For $G=GL_n$, $T=\{\mathrm{diag}(c_1,\cdots c_n),c_i\in G_m\}$ the set of diagonal matrices in $G$. $T\simeq G_m^n$ is a torus of $G$.


*

*Consider the character group $X^*(T)$. It consists a natural basis
$$
\epsilon_j:T\rightarrow G_m,\quad \epsilon_j(\mathrm{diag}(c_1,\cdots c_n))=c_j
$$
Every characters of $T$ is a $\mathbb{Z}$-linear combinatinon of $\epsilon_j$.

*$Lie(G)=\mathfrak{gl}_n$, the set of $n\times n$ matices. It has a natrual basis $E_{ij}$, the matrix with $1$ at $(i,j)$ and $0$ otherwise.

*For $t=\mathrm{diag}(c_1,\cdots c_n)\in T$, consider the adjoint action on $E_{ij}$.
\begin{eqnarray*}
\mathrm{Ad}t.E_{ij}=\begin{cases}E_{ij},&\quad i=j\\ (c_ic_j^{-1})E_{ij}=(\epsilon_i-\epsilon_j)(t)E_{ij}&\quad i\neq j\end{cases}
\end{eqnarray*}
It shows that $E_{i,i}$ are in weiht zero space, and $E_{ij},i\neq j$ are non-zero weight space of weight $\alpha_{ij}=\epsilon_i-\epsilon_j$.

*Thus the root system of $G=GL_n$ is
$$\Phi=\{\pm\alpha_{ij}=\pm(\epsilon_i-\epsilon_j),1\leq i< j\leq n\}.$$
One can choose a set of positive roots 
$$\Phi^+=\{\alpha_{ij}=(\epsilon_i-\epsilon_j),1\leq i< j\leq n\}.$$
and the set of simple roots
$$\Delta=\{\alpha_{i,i+1}=(\epsilon_i-\epsilon_{i+1}),1\leq i< j\leq n\}.$$
It is easy to see that elements in $\Phi$ are $\mathrm{Z}$-linear combinition of $\Delta$, and elements in $\Phi^+$ are with non-negative coefficients.
A: We cosider $X_*(T)=\{\lambda^\vee:G_m\rightarrow T\}$, the set of $1$-parameters subgroups.


*

*It is easy to see that $X_*(T)$ is a free $\mathbb{Z}$-module with generators
\begin{eqnarray}
\epsilon_j^\vee:G_m\rightarrow T,\quad c\mapsto \mathrm{diag}(1,\cdots c,\cdots 1)
\end{eqnarray}

*Consider the composition:
\begin{eqnarray}
\epsilon_j\circ\epsilon_i^\vee:G_m\rightarrow T\rightarrow G_m
\end{eqnarray}
It is easy to see that $\epsilon_j\circ\epsilon_i^\vee=0$ if $i=j$, and $\epsilon_j\circ\epsilon^\vee_j=1$ is the identity map on $G_m$.
Thus we have a $\mathbb{Z}$-binlinear map
\begin{eqnarray}
X^*(T)\times X_*(T)\rightarrow \mathbb{Z},\quad (\lambda,\mu^\vee)\mapsto\lambda\circ\mu^\vee
\end{eqnarray}
and $\{\epsilon_i\}$ and $\{\epsilon_i^\vee\}$ are the dual $\mathrm{Z}$-basis.
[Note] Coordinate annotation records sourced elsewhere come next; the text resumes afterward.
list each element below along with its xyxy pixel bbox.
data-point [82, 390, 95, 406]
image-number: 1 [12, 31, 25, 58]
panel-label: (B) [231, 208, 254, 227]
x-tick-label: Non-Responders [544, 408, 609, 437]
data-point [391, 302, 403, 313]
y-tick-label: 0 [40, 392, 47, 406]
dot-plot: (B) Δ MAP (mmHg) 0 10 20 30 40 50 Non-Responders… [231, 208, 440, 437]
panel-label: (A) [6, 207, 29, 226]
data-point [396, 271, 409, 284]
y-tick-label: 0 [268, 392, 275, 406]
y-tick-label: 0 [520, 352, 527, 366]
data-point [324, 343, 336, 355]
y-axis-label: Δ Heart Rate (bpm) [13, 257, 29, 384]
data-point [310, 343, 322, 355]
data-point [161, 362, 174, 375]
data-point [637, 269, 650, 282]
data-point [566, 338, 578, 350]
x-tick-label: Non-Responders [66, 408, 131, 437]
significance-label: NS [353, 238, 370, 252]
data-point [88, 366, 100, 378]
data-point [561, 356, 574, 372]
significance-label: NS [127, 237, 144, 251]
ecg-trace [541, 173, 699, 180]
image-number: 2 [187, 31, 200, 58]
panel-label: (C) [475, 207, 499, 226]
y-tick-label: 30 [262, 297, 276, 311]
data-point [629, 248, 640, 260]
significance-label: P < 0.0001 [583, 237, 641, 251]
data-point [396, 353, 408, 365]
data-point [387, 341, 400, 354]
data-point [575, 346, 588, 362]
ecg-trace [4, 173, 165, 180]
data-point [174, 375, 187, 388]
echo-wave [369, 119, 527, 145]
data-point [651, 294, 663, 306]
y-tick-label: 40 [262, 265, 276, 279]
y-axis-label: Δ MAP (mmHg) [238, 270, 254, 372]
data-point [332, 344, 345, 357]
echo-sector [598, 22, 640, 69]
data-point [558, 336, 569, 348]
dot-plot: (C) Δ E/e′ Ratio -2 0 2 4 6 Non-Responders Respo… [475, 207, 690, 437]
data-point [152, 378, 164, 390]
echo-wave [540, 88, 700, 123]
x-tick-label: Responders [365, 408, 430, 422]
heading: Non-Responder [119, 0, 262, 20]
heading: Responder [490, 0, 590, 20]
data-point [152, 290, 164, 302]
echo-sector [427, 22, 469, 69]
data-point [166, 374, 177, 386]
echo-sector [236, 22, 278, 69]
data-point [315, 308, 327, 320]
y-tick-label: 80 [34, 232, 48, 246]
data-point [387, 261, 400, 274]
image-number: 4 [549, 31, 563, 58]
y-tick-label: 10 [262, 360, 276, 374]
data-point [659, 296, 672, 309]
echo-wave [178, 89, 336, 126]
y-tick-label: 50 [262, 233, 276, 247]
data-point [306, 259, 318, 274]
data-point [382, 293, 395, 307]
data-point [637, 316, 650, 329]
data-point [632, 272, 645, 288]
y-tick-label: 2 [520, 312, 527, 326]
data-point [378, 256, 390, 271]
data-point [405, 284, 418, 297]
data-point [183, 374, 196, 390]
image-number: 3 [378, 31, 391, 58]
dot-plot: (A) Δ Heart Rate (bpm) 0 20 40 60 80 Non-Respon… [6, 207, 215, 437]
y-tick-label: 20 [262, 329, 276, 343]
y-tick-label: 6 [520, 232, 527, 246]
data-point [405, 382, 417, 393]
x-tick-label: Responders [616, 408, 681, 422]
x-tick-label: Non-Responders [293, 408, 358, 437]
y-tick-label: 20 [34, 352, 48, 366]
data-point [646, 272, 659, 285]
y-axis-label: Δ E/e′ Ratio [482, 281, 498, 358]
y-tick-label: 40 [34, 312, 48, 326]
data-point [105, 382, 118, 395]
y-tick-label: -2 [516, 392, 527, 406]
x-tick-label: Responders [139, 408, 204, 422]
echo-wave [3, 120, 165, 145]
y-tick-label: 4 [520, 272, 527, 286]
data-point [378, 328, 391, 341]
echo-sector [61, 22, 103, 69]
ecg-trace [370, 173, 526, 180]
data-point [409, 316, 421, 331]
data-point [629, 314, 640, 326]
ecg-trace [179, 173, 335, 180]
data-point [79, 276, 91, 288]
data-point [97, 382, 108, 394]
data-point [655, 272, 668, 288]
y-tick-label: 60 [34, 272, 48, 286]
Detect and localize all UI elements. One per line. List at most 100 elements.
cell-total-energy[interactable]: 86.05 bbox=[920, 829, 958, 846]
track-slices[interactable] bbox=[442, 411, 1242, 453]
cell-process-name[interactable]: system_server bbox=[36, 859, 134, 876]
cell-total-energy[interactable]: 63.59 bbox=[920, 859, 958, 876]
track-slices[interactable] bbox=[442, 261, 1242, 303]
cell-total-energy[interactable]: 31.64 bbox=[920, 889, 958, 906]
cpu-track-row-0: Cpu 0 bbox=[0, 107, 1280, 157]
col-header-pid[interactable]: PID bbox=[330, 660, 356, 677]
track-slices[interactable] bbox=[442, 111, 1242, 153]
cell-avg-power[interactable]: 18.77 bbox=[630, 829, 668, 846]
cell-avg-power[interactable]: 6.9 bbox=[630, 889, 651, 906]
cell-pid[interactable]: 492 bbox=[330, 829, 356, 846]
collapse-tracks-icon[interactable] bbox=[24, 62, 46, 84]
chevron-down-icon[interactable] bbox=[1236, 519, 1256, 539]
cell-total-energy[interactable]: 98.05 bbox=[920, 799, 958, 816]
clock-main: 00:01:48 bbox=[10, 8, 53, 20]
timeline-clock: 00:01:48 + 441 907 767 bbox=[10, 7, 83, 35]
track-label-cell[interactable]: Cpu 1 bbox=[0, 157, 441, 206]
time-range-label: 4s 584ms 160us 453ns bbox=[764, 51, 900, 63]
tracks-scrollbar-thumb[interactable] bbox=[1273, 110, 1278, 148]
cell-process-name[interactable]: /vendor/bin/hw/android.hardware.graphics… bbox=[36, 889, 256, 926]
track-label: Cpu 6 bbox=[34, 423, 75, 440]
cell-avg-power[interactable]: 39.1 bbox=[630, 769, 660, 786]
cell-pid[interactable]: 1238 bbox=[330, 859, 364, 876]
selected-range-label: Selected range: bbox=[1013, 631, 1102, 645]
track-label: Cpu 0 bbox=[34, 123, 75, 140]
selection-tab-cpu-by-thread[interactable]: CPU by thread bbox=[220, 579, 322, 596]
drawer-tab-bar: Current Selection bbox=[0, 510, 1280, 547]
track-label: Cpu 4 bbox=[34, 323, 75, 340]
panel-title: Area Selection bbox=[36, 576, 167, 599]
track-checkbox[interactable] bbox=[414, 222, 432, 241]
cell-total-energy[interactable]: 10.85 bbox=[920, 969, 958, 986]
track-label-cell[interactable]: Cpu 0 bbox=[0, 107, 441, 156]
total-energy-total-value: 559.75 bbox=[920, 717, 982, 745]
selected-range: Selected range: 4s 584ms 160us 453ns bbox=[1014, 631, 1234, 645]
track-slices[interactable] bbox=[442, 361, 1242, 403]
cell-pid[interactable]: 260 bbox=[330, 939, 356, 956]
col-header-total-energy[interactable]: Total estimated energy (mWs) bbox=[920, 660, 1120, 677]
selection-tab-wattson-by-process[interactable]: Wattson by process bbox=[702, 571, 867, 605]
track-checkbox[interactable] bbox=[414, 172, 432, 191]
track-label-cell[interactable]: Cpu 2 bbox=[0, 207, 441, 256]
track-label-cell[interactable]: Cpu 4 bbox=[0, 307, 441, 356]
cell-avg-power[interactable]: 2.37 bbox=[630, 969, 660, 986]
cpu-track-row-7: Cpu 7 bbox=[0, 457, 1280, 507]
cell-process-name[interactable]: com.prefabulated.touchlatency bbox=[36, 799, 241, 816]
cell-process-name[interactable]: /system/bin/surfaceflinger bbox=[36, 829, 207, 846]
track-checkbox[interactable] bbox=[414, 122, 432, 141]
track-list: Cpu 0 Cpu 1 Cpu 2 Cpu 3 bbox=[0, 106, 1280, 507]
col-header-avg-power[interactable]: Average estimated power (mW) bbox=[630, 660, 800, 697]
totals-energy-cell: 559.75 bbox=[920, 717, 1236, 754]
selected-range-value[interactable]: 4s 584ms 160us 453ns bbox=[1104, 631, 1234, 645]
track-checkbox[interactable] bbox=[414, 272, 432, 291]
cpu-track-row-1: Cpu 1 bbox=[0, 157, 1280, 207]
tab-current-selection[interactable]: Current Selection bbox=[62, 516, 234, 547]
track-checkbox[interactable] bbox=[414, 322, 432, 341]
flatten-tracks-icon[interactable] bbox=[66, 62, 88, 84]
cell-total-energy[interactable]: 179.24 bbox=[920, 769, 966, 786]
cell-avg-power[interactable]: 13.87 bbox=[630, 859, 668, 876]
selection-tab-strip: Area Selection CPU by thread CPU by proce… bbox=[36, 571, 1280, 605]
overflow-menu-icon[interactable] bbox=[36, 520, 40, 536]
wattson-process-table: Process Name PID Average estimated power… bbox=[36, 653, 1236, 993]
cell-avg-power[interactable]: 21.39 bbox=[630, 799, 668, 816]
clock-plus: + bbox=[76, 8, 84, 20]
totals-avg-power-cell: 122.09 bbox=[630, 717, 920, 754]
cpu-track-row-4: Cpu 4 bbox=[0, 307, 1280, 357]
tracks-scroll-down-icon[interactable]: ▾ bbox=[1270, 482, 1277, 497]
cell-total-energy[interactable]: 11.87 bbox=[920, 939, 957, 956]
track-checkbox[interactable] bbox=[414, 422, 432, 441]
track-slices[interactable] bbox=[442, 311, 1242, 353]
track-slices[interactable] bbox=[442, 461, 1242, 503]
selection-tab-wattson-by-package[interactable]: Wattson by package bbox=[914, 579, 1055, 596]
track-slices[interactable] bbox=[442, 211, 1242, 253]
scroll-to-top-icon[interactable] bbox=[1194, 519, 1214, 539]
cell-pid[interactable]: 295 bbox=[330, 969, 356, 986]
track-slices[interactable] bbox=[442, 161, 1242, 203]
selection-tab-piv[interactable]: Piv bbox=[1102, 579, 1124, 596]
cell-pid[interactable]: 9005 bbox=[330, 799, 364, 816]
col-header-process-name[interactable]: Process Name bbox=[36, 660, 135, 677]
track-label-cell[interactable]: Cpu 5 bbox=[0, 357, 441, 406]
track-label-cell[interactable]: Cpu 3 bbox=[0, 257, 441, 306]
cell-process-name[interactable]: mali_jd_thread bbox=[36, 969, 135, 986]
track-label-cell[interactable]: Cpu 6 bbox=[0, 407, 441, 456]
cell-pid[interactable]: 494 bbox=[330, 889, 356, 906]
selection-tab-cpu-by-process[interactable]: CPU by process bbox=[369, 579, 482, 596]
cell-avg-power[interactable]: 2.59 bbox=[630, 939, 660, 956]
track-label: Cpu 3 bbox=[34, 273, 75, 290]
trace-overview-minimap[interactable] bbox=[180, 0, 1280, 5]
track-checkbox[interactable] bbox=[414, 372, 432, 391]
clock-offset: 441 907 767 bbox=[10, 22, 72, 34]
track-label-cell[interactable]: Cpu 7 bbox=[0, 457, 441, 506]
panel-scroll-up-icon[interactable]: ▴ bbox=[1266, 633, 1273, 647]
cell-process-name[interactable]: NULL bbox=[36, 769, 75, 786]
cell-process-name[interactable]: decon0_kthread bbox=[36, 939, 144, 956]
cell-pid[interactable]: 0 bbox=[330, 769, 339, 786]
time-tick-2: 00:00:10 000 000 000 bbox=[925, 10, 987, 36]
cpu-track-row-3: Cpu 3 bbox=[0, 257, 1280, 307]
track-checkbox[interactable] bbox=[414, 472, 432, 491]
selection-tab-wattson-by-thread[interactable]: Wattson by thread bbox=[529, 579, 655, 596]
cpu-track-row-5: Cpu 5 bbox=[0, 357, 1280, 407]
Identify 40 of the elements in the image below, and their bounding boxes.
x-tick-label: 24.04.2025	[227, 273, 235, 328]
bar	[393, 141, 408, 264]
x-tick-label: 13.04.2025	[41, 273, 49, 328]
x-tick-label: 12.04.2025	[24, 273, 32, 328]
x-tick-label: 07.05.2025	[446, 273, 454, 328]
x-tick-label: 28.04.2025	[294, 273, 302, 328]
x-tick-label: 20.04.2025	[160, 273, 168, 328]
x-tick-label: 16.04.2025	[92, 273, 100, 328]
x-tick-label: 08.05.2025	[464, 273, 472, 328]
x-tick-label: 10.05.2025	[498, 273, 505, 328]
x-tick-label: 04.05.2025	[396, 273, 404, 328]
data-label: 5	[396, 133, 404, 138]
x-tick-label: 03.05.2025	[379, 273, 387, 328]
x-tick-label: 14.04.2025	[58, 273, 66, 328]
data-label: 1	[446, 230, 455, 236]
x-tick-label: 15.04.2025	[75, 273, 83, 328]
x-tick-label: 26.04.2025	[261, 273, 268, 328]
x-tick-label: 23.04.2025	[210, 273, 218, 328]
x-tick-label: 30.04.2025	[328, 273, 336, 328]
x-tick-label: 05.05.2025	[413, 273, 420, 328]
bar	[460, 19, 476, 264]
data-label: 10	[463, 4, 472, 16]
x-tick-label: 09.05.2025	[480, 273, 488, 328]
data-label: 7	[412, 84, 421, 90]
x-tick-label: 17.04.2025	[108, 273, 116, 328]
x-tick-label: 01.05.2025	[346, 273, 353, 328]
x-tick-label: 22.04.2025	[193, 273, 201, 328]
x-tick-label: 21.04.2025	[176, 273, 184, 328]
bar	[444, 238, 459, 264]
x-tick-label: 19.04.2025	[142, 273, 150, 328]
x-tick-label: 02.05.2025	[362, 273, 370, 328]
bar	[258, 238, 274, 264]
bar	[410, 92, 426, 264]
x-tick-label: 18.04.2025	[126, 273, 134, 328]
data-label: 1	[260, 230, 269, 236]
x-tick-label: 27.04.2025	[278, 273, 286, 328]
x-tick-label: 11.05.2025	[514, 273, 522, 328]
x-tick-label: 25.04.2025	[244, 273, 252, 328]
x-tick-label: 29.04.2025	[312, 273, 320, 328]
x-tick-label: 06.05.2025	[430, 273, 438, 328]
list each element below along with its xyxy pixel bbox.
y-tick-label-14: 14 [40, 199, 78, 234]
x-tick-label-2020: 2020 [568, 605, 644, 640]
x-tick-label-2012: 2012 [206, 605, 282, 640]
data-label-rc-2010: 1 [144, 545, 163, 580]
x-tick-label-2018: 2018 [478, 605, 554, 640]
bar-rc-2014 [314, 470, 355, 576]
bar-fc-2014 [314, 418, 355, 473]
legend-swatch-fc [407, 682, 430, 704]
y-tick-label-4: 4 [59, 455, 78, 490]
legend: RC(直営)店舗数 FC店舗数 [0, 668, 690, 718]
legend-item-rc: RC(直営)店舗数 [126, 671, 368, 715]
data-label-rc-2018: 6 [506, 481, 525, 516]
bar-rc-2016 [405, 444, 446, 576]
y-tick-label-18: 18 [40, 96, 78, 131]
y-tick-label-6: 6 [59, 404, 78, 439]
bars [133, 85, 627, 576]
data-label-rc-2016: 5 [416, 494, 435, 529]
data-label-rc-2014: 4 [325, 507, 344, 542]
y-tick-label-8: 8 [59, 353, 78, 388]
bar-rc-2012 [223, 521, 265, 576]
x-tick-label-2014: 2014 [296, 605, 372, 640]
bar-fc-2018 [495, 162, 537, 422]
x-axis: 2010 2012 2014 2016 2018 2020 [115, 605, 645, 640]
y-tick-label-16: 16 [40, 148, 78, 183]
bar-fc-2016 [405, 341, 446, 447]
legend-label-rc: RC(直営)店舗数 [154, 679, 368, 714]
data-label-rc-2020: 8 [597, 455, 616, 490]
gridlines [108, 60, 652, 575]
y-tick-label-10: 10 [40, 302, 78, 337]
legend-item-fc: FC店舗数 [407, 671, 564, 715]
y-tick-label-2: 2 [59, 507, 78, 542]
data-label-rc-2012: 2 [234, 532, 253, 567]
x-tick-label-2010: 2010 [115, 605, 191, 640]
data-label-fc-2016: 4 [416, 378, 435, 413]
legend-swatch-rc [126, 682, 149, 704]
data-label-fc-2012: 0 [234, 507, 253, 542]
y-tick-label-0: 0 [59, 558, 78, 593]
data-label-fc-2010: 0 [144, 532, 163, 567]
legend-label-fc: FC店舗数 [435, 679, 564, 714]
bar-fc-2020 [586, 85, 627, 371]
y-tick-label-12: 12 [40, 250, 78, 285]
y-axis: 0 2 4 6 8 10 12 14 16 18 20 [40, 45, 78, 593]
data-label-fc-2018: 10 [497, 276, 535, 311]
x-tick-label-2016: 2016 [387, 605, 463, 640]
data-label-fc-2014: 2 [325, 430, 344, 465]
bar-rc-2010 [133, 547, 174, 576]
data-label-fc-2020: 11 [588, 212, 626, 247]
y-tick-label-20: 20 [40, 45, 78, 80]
*Given $\alpha_{ij}=\epsilon_i-\epsilon_j$. Consider $\alpha_{ij}^\vee=\epsilon_i-\epsilon_j$. It is an element in $X_*(T)$ and one has
$$\alpha_{ij}\circ\alpha_{ij}^\vee= \epsilon_i\circ\epsilon_i^\vee+(-\epsilon_j)\circ(-\epsilon_j^\vee)=2.$$
Thus $\alpha_{ij}^\vee$ are the coroots of $\alpha_{ij}$.
The set of corroots are
$$
\Phi^\vee=\{\pm\alpha_{ij}^\vee=\pm(\epsilon_i-\epsilon_j),1\leq i<j\leq n\}
$$
A: Now we have the root datum of $G=GL_n$.
We also have chosen a set of positive roots $\Phi^+$ as above.
For each $\alpha_{ij}\in\Phi^+$, as the above argument, the corresponding root space are 
$$\mathfrak{gl_n}_{\alpha_{ij}}=\mathbb{C}E_{ij}.$$
Roughly speaking,
the torus $T$ and all positive root spaces corresponds to upper triangular matrix, which is just the Borel subgroup.